3. Outline the Start of Your Presentation

Have you wondered why great presenters always start their presentations with a rhetorical question, or share a relatable story, or use a quote? The answer to this is they create a backstage for their presentation and engage their audience early on by setting the tone they want for the rest of their presentation. These are the ways they grab the attention of the audience, which leads to better engagement and response.

When you plan your presentation outline, always plan how you want to start the presentation, as it will set the tone and backstage of your presentation.

4. Use Visual Aids

We’ve all been there; those long lectures and corporate meetings, where you give it all to stay attentive to the data being shown and slowly being read off of a boring spreadsheet.

Don’t make that same mistake in your presentation. Incorporate your data in a visual and engaging way. Take a thought about adding pictures, videos, or other content to your presentation. The style and color scheme you choose for the text on your slides should be taken into account as additional visual material. You can communicate some emotions through color; for example, the color red portrays passion.

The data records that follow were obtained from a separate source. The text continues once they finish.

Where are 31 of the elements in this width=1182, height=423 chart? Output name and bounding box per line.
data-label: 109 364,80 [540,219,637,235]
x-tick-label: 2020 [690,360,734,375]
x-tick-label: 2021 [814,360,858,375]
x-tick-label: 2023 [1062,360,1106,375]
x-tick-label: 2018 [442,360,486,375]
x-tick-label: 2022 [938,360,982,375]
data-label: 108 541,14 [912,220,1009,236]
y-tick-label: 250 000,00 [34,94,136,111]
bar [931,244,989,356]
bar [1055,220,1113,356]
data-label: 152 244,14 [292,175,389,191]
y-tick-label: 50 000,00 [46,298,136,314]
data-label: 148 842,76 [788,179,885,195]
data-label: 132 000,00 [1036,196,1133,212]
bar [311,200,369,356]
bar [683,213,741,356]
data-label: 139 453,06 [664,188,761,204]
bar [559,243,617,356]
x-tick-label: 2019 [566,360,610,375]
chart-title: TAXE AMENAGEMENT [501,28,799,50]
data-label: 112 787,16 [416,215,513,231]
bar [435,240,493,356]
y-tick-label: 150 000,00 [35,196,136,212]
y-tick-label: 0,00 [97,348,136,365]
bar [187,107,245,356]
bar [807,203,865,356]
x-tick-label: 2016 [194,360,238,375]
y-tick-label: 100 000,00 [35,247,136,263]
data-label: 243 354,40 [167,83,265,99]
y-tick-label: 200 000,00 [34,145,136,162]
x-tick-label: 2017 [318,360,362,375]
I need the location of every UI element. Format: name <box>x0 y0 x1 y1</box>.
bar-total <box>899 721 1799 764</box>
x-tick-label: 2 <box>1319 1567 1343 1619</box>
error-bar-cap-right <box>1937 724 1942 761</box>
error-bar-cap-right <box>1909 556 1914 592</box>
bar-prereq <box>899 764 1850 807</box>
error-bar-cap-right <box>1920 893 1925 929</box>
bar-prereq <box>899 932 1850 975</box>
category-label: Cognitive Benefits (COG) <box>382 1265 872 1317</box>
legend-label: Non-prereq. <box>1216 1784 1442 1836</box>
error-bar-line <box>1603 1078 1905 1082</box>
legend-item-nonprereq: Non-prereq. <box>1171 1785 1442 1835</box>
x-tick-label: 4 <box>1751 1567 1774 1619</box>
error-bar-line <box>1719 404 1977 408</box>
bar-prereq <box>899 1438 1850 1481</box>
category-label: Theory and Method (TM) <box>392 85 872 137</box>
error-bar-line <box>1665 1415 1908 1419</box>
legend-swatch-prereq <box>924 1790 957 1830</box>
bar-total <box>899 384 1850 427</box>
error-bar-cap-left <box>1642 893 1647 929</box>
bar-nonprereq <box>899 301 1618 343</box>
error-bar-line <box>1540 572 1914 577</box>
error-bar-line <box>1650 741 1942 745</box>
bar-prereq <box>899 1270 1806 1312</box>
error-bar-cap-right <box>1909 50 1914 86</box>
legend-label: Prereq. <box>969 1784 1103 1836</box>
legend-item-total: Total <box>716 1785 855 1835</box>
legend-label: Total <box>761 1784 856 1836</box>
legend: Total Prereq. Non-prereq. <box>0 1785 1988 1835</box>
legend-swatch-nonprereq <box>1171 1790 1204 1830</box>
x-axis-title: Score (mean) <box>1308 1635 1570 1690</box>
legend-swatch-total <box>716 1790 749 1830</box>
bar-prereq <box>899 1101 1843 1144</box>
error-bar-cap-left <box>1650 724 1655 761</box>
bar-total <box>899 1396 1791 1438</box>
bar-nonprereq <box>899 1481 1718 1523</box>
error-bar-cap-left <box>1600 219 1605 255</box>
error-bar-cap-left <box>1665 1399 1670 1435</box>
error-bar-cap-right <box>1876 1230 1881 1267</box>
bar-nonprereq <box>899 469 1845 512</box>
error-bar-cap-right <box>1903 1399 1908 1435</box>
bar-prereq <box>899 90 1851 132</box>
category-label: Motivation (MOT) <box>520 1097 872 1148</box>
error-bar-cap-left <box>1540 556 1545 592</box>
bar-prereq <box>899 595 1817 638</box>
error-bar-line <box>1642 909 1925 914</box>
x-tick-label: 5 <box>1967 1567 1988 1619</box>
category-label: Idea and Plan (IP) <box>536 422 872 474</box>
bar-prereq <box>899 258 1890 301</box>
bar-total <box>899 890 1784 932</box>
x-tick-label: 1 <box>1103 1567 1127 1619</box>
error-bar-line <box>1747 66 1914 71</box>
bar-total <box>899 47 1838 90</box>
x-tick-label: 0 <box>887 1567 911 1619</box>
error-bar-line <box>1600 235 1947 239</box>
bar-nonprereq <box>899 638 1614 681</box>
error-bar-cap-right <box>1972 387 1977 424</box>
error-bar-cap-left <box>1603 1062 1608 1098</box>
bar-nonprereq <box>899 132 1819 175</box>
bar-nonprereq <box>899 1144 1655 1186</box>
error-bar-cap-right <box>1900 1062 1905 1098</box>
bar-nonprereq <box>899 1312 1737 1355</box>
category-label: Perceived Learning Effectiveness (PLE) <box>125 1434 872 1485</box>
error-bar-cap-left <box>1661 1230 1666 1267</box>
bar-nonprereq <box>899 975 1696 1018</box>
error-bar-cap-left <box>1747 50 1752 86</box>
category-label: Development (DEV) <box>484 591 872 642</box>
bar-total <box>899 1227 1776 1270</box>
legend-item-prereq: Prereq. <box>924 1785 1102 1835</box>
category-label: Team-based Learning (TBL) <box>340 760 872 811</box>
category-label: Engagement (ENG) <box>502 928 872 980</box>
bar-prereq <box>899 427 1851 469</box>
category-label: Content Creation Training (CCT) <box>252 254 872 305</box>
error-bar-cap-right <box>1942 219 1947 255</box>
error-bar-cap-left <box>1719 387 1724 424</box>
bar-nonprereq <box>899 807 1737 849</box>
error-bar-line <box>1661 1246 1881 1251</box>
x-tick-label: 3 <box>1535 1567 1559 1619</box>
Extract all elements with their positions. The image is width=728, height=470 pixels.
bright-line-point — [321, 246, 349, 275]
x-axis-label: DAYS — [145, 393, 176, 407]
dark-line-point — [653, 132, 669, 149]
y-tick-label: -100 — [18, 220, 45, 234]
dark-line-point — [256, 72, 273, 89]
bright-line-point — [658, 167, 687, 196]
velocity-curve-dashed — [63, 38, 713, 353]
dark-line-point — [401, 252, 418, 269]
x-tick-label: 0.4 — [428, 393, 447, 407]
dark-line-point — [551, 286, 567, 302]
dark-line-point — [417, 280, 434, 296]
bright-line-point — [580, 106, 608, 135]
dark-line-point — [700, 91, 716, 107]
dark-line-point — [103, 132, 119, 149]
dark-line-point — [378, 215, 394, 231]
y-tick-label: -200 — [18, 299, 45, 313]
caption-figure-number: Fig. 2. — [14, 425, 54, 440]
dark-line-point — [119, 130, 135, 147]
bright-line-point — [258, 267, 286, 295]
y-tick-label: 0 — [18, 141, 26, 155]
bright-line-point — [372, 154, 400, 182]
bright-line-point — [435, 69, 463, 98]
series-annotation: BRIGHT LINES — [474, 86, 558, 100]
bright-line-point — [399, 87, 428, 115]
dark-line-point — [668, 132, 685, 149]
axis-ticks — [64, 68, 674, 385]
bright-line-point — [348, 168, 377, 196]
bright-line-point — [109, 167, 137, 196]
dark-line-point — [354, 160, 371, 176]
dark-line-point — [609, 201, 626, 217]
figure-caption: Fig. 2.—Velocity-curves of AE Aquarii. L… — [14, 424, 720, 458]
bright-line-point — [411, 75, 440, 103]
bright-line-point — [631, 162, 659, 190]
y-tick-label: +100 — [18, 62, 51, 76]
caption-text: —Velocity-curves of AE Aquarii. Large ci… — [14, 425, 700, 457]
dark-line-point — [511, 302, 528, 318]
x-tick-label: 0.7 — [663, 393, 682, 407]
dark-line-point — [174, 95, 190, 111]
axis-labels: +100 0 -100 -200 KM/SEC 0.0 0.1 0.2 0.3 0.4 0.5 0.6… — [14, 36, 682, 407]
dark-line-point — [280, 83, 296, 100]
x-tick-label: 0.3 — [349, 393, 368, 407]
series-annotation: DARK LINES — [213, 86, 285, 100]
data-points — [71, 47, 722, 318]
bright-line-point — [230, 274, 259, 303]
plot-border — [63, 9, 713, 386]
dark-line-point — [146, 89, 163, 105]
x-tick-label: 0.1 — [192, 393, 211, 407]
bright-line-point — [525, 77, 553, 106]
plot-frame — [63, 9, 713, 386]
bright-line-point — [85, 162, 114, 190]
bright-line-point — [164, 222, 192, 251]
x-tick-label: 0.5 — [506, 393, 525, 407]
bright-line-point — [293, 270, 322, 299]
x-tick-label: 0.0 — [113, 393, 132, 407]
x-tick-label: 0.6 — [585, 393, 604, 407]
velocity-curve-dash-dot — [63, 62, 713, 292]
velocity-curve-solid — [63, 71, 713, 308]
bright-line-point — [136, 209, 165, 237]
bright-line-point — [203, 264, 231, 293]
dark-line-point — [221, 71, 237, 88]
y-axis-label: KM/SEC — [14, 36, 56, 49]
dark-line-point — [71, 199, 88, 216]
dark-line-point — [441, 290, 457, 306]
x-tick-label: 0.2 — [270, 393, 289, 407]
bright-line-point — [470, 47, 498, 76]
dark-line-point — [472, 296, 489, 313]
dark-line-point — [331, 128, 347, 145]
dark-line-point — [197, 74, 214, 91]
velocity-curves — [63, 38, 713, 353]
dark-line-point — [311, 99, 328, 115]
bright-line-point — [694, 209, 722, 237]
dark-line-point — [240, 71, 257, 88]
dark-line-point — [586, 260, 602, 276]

While outlining your presentation, mention which visual aids you want to use, where, and how you want to use them.

5. Include a Call-to-Action

Add a call-to-action for your audience to get a better outcome from your presentation. For example, a businessman in a presentation to the audience will try to persuade them to buy his company’s product. Call-to-action brings the audience to the desired place that you want them to. Make your audience aware of the benefits they will get by coming to your desired place.

Clearly mention in your presentation outline which CTA you will be using.


A presentation outline is a tool that can be used for creating a presentation in the most logical manner. It helps improve the presentation on an all-rounder basis. Moreover, it gives your audience a visual representation of what you will be talking about and supports in capturing their interest.

It takes meticulous planning, close attention to content details, and a keen eye for design to produce an effective presentation outline. If not properly outlined, even the best presentations can be disastrous.  

“Practice makes a man perfect,” as they said.

“Practice can make your presentation perfect,” we implied.